We inferred geographical exogamy from the geographical distance between the birth places of spouses (see Supplementary Materials and Methods). These distances can be calculated between each husband and wife (i.e. current generation) or between the parents of the husband on the one hand, and those of the wife on the other hand (i.e. parental generation). We defined exogamous couples as those with spouses born at more than 4 km (average population local minima based on Fig. 2), and we also tested for other definitions of exogamy with arbitrary thresholds at 10, 20, 30, 40, and 50 km.

Genetic diversity

Among the 907 individuals with blood or saliva sampled, we extracted DNA and genotyped 576 of them on five different Illumina arrays (either 660W-Quad, OmniExpress, Omni1-Quad, Omni2.5, or Omni5Exome). We chose the individuals randomly to reach an average of approximately 30 individuals per population.
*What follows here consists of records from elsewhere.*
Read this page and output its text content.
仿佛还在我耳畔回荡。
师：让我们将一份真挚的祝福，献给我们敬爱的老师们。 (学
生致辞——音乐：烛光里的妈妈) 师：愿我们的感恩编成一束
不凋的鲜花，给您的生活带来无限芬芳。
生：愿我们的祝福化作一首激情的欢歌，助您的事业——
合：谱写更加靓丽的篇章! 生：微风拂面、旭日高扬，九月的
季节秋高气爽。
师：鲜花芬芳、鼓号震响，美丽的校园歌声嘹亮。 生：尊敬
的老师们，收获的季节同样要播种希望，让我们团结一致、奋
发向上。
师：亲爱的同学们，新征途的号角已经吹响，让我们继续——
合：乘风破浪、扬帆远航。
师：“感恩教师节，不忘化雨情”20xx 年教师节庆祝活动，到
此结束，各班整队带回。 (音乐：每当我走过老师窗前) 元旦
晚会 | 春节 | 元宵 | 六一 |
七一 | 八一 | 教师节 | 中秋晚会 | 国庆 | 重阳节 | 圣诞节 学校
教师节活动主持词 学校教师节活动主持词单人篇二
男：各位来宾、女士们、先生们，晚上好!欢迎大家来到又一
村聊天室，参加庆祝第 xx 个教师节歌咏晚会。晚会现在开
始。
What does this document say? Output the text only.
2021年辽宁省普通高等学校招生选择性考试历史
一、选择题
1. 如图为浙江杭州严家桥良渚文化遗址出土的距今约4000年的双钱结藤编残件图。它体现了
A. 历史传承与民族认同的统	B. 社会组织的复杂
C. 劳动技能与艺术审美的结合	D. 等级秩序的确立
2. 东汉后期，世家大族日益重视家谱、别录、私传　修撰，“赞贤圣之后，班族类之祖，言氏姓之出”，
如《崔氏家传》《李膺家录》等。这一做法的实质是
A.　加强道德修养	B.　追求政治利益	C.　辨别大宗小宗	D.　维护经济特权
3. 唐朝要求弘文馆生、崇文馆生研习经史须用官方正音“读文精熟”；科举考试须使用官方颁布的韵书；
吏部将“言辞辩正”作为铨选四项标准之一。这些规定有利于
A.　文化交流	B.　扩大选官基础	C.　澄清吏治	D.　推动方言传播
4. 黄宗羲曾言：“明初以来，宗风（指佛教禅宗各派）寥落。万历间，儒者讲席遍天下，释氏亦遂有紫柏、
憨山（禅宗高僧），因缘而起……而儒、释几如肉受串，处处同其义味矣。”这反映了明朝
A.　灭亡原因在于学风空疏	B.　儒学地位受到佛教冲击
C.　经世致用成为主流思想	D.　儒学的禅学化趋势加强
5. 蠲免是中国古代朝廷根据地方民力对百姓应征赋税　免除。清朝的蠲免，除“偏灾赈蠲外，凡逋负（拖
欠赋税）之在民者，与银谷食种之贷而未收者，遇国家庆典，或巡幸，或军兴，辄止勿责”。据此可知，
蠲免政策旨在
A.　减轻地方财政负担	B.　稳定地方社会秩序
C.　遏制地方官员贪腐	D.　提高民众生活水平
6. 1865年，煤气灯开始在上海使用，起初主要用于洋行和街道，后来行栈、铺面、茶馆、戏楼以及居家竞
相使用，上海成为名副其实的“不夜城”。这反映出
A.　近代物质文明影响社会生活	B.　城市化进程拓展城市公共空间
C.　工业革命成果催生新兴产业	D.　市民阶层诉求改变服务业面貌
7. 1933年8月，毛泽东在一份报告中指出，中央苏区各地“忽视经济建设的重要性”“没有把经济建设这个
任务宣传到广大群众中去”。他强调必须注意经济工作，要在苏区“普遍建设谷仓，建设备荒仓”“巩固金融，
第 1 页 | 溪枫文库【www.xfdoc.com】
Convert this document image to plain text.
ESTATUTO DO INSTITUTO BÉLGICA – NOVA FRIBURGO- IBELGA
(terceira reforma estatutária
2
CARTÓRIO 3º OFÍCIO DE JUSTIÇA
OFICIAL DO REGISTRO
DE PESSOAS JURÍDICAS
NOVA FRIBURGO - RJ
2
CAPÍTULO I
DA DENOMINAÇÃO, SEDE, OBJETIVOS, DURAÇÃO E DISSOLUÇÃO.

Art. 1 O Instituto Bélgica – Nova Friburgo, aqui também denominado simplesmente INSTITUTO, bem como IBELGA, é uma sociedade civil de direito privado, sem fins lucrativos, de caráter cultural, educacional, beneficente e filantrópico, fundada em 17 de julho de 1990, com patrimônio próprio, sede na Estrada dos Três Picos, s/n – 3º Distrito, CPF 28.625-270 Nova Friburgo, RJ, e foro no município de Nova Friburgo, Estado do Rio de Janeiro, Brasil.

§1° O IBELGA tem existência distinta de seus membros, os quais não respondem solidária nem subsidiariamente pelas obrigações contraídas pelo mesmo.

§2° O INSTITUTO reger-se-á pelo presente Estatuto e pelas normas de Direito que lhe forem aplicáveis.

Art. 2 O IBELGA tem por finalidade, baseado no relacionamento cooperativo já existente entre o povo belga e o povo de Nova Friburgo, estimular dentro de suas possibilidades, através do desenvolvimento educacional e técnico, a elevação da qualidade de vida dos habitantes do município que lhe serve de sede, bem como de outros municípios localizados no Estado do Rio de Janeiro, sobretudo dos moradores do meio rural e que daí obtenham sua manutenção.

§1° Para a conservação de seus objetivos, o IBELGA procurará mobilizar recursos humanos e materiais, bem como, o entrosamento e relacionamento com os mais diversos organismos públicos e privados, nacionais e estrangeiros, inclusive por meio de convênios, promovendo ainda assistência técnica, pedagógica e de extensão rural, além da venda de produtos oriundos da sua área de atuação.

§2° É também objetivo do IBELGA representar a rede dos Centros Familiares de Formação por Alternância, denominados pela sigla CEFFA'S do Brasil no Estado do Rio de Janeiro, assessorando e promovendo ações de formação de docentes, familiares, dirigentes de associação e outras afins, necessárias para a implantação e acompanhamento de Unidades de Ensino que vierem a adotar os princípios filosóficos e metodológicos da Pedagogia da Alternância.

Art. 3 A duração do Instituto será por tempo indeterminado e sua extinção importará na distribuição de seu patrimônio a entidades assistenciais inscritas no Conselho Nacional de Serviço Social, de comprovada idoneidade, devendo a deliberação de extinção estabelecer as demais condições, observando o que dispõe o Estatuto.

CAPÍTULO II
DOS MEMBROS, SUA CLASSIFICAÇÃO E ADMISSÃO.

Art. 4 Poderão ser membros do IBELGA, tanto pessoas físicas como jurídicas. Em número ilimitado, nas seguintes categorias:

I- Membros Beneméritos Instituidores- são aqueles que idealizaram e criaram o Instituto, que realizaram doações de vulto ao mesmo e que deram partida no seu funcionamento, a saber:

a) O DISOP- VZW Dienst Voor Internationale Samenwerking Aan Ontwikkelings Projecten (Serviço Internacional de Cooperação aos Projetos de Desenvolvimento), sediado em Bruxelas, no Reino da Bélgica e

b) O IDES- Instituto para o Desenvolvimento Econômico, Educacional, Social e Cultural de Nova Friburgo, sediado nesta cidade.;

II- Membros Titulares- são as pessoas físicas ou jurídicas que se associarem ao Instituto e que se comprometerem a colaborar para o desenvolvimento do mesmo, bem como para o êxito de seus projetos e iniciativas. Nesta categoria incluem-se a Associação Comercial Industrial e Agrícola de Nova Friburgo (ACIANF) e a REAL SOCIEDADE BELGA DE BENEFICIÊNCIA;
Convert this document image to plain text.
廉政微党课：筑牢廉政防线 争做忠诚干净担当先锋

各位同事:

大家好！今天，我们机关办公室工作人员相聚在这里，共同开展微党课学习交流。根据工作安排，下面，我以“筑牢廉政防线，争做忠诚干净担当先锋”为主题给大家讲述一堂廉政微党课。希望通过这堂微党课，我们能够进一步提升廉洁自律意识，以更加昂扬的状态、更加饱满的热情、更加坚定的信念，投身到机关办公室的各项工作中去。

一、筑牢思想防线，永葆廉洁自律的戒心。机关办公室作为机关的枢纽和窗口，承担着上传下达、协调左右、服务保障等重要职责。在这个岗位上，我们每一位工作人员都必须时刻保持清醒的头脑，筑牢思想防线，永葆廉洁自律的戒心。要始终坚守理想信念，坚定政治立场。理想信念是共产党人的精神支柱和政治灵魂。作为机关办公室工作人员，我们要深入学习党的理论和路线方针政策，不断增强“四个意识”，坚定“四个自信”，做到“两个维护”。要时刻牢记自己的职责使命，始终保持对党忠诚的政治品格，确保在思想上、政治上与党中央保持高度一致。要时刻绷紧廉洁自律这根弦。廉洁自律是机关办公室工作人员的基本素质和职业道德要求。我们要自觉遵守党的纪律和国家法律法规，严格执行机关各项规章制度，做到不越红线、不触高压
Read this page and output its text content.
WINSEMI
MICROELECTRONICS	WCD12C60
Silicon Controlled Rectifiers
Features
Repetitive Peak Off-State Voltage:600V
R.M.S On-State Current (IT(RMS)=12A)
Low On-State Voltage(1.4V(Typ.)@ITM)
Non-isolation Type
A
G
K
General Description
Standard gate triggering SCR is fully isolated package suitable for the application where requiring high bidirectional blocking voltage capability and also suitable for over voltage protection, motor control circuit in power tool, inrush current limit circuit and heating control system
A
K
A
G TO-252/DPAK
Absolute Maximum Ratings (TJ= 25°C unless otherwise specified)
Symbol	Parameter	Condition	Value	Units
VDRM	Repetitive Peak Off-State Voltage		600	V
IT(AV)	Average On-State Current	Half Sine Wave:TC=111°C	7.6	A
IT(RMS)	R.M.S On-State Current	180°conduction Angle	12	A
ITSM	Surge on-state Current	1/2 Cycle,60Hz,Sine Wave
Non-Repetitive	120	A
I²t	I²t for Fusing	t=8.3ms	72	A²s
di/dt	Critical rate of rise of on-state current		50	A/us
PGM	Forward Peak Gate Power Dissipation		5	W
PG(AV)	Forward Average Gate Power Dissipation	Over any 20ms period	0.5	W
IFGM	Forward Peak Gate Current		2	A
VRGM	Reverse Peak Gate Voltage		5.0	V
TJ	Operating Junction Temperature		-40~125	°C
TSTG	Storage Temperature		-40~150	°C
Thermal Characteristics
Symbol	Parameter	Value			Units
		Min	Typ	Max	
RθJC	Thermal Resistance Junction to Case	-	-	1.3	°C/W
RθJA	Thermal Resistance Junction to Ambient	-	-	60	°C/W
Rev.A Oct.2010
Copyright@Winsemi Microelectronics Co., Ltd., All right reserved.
Among them, 503 passed quality-control filters (see Supplementary Materials and Methods and Supplementary Table 3) and were unrelated (i.e., we excluded 36 individuals found to be more related than first-cousins), which resulted in a median of 27 individuals per population (66% of males and 34% of females, Supplementary Table 1). After merging the arrays, we obtained data for 253,532 SNPs, including 105,858 independent SNPs (r2 < 0.5). The SNPs data has been deposited at the European Genome-phenome Archive (EGA), under accession number EGAS00001002951. We computed allele-sharing dissimilarity (ASD) distances77 between individuals using the software asd46 (see Supplementary Materials and Methods). We also calculated the autosomal haplotypic heterozygosity over low-recombination rated blocks for each population based on78 (see Supplementary Materials and Methods).

Inbreeding coefficients

For each individual, we estimated the inbreeding coefficient (F-Median) which is the median value of multiple estimates of the probability of identity by descent at each marker of the genome53, with FSuite v1.0.354. We estimated it by generating 100 subsets of independent SNPs (>0.5 cM)55, and computing the median of these 100 coefficients. Furthermore, a likelihood ratio test was performed to assign each individual as inbred or outbred. For each individual, based on both F-Median and A-Median, it was possible to estimate the probability to be the descendant of avunculars (AV), double first-cousins (2x1C), first-cousins (1C), second-cousins (2C), or unrelated individuals (OUT; defined as less related than second-cousins). We kept the most likely inbred mating type for each individual. We also calculated the genomic excess of homozygosity60 relative to an expected baseline of homozygosity for each of the Inner Asian populations and for the 11 populations from the HapMap3 worldwide dataset using plink1.9 (see Supplementary Materials and Methods). Furthermore, we identified runs of homozygosity, called ROHs3, using plink1.9 (see Supplementary Materials and Methods). First, to be able to compare with other studies from the literature43,57,58,59, we categorized ROHs based on classical thresholds: 500–1,500 kb for intermediate ROHs, versus > 1,500 kb for long ROHs. However, as Pemberton et al.3 showed that these ROH thresholds can be variable between populations, we also used population-specific categories defined from their ROH size classification method (i.e. based on three-component Gaussian fitting of the ROH length distribution, using Mclust from the mclust package (v.579) in R) resulting in what we call intermediate (class B-ROHs) and long ROHs (class C-ROHs). For each of the four ROH classes, we computed the number of ROHs observed within an individual genome and their total length.

Data Availability

The datasets generated and analysed during the current study are available from the corresponding author upon reasonable request.